A dispetto della pressoché totale assenza di documentazione e dell’esiguità dei resti superstiti, nell’area del ragusano e, più in generale, della Contea si dovette manifestare una significativa architettura tardogotica. Le cappelle che si ritrovano nella chiesa di Santa Maria delle Scale indicano la presenza di maestri che portano un linguaggio nuovo, collegato alle coeve esperienze di area catalana, e caratterizzate da una rigogliosa e raffinata decorazione scultorea. Questi apporti decorativi sembrano in realtà costituire un legame diretto con il gusto impresso dalle maestranze locali nel dopo terremoto.
Le cappelle di Santa Maria delle Scale
Nelle raffigurazioni mostruose e grottesche presenti nelle cappelle è facile ritrovare possibili parallelismi con le iconografie in uso nel Settecento. Possiamo immaginare che le sculture tardogotiche continuassero per secoli a esercitare un fascino per committenti e maestri.
Foglie, mostri, colori
Le allegorie bizzarre e mostruose che si dipanano nelle cappelle della chiesa di Santa Maria delle Scale veicolano significati immediati: il peccato, l’eresia, gli inferi e i dannati e rientrano nel più vasto repertorio del tempo, dove raffigurazioni naturalistiche (fogliami, animali) si affiancano a esseri mostruosi. Le cappelle sono poi caratterizzate da una vivace policromia, da colori (rosso, blu, nero) che delineano superfici geometriche o raffigurazioni realistiche. Si tratta di una pratica che comportava la collaborazione tra artigiani con competenze diverse e che, nella maggior parte dei casi isolani, non è sopravvissuta.
Foglie, mostri, colori
L’uso del colore nelle superfici dell’architettura tardogotica rimane ancora un tema poco esplorato, da questo punto di vista, le cappelle di Ragusa costituiscono un esempio straordinario.
La Dormitio Virginis
Tra le cappelle della chiesa di Santa Maria delle Scale ne compare una di gusto diverso, con un fondale a bassorilievo rappresentante la Dormitio Virginis. Si tratta di un paliotto in terracotta, datato 1538, forse commissionato a Caltagirone, e la cui acquisizione e collocazione comportò la parziale demolizione di una cappella gotica, la definizione di un nuovo arco a tutto sesto che la inquadrava e di una copertura a crociera moderna, cioè senza costoloni. Si trattava di uno dei primi segnali del rinascimento negli Iblei.
La Dormitio Virginis
Quando la documentazione archivistica si fa più consistente, compaiono i nomi dei primi maestri coinvolti anche nella costruzione di volte (dammusi) in pietra da taglio. Nel primo Cinquecento, tra tutte, sembra emergere la bottega dei maestri Odierna che potrebbe essere agevolmente essere stata coinvolta nella cappella della Dormitio Virginis.

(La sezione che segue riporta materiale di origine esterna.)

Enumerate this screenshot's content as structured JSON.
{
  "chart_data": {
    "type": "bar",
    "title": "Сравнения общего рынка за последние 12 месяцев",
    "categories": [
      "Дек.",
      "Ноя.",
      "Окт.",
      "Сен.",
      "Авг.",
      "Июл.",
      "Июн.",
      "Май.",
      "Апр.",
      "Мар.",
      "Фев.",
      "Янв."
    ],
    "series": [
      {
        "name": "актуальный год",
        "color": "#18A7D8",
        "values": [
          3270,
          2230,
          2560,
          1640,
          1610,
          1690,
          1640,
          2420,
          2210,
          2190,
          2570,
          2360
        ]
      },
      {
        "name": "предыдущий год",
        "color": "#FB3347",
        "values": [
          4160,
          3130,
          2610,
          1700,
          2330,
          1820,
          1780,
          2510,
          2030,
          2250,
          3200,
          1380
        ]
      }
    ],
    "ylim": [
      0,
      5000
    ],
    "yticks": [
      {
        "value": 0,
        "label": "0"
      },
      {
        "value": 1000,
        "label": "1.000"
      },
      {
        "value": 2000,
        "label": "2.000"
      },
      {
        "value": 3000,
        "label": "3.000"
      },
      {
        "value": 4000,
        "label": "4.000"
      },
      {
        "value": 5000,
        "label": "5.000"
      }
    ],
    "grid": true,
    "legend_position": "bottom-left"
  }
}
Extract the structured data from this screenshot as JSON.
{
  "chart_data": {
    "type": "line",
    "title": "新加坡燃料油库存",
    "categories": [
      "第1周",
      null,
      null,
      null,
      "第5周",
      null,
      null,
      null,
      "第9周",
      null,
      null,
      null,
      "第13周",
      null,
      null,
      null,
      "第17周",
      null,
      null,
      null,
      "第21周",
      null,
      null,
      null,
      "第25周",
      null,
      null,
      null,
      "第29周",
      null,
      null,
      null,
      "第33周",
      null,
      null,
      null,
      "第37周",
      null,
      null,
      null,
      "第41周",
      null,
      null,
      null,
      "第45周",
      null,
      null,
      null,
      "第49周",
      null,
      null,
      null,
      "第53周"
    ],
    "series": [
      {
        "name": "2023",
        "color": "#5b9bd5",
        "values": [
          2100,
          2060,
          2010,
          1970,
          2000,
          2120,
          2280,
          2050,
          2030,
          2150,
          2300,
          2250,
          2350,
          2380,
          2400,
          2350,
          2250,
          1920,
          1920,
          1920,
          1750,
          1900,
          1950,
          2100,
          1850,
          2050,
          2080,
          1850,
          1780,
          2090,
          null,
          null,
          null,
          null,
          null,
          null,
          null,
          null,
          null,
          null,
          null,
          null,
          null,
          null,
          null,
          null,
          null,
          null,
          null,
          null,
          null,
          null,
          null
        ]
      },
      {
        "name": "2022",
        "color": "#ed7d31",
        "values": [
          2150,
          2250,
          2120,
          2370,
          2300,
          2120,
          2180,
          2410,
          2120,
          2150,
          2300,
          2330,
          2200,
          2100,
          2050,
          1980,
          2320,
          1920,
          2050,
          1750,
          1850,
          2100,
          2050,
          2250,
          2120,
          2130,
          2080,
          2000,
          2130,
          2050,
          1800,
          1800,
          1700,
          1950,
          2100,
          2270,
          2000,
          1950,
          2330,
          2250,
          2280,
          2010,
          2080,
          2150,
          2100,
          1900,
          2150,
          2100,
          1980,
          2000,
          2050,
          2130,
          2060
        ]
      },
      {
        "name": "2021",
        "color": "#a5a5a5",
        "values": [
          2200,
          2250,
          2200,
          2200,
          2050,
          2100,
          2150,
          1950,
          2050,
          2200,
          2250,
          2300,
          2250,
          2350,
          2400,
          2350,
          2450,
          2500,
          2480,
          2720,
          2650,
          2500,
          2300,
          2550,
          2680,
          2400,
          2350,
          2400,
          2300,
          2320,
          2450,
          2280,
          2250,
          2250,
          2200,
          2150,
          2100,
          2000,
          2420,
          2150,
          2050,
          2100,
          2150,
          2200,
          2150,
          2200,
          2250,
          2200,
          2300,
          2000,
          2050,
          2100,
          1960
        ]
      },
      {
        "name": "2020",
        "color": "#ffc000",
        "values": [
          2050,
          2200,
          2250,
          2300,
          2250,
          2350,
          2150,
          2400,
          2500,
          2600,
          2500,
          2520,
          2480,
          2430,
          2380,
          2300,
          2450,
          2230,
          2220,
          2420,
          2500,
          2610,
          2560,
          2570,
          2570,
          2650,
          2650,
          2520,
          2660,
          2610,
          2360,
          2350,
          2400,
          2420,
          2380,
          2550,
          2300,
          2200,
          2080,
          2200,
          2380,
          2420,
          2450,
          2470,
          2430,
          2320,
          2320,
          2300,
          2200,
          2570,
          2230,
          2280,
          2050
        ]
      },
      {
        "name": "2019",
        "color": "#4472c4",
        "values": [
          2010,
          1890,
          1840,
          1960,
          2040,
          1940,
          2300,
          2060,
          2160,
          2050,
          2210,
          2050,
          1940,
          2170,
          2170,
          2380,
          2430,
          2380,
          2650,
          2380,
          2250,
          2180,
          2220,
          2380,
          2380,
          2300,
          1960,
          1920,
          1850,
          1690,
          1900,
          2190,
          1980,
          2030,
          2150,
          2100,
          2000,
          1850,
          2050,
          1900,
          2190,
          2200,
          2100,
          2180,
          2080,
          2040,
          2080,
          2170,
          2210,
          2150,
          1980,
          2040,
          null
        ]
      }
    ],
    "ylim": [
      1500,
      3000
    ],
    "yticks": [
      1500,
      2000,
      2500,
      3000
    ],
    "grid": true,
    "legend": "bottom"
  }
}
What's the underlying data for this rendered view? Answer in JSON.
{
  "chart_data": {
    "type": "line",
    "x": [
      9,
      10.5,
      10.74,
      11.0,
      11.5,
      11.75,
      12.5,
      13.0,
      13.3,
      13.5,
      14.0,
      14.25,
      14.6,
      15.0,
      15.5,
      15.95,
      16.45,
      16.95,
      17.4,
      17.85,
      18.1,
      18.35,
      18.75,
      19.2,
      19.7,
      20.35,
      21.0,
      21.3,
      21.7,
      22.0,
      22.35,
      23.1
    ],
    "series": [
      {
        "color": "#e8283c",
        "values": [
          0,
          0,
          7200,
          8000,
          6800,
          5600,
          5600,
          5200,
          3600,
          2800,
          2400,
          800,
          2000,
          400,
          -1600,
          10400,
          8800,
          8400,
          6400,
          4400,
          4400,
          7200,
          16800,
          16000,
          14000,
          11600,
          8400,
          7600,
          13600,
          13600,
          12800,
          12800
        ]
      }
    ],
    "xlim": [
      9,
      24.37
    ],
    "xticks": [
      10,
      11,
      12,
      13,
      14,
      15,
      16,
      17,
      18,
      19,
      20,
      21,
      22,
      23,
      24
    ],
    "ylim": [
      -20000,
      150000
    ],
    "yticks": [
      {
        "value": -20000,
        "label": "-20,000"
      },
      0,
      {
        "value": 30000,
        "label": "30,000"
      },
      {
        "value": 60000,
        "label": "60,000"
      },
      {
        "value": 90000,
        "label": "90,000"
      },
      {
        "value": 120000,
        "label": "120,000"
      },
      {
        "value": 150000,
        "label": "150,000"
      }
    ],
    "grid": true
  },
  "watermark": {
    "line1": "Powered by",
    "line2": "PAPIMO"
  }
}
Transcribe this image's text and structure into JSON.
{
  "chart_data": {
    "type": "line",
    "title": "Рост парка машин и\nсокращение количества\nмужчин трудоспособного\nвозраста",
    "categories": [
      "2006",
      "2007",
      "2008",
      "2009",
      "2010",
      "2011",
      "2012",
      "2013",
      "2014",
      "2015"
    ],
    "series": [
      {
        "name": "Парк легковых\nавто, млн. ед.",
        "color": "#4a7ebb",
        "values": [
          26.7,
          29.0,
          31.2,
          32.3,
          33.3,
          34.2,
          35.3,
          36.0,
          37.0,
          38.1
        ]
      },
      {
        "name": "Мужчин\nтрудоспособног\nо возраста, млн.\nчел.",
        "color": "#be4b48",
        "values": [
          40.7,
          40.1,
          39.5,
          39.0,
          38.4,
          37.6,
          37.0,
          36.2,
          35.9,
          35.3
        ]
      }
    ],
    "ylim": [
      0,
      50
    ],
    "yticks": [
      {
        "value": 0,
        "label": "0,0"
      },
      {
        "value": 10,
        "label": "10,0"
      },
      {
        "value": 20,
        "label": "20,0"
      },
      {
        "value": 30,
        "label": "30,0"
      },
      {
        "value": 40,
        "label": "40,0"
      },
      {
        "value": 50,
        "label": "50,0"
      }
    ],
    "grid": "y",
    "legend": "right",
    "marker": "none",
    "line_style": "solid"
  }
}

La chiesa di San Giorgio Vecchio
Nell’area più orientale di Ragusa Ibla sorgeva la chiesa madre dedicata a San Giorgio. La scelta dei nuovi conti di Modica, i Cabrera, di eleggere la chiesa di Ragusa come luogo di loro sepoltura dovette implicarne anche la ricostruzione. All’impresa dovettero partecipare, almeno inizialmente, maestri provenienti dal Levante iberico. Dell’edificio quattrocentesco sopravvive solo il portale principale carenato. La sua conformazione e decorazione rimanda a modelli utilizzati in precedenza a Barcellona.
La chiesa di San Giorgio Vecchio
Non tutti i portali tardogotici sono catalogabili come “catalani”. Una vasta serie (Modica Santa Maria di Gesù, Scicli Santa Maria della Croce, Vizzini San Gregorio) presenta, per esempio, caratteri che affondano le loro radici nel mondo castigliano. Le matrici del gotico locale sono iberiche ma non univoche.
La cona
Sul fondale della chiesa di San Giorgio si collocava un’opera grandiosa: un’altare con diciotto statue di santi, realizzato a partire dal 1573 da Antonino Gagini. Dell’opera sopravvivono ancora alcuni resti custoditi nella sagrestia e nel museo del duomo che, congiuntamente alla descrizione contenuta in un anonimo manoscritto seicentesco, permettono di fare una ricostruzione del suo assetto originario. All’interno di una cornice architettonica classista, articolata in un doppio registro di nove tabernacoli disposti all’interno dell’abside poligonale quattrocentesca, la cona ospitava nella nicchia centrale il patrono della città San Giorgio, che, in abiti contemporanei, guidava una parata di santi guerrieri.
La cona
La “cona”, costruita nel 1573, all’indomani di una devastante incursione turca che aveva interessato la costa, costituiva la pronta risposta della comunità all’offensiva pagana. Alla sua costruzione contribuì l’intera città: fu infatti finanziata con i proventi di una gabella civica.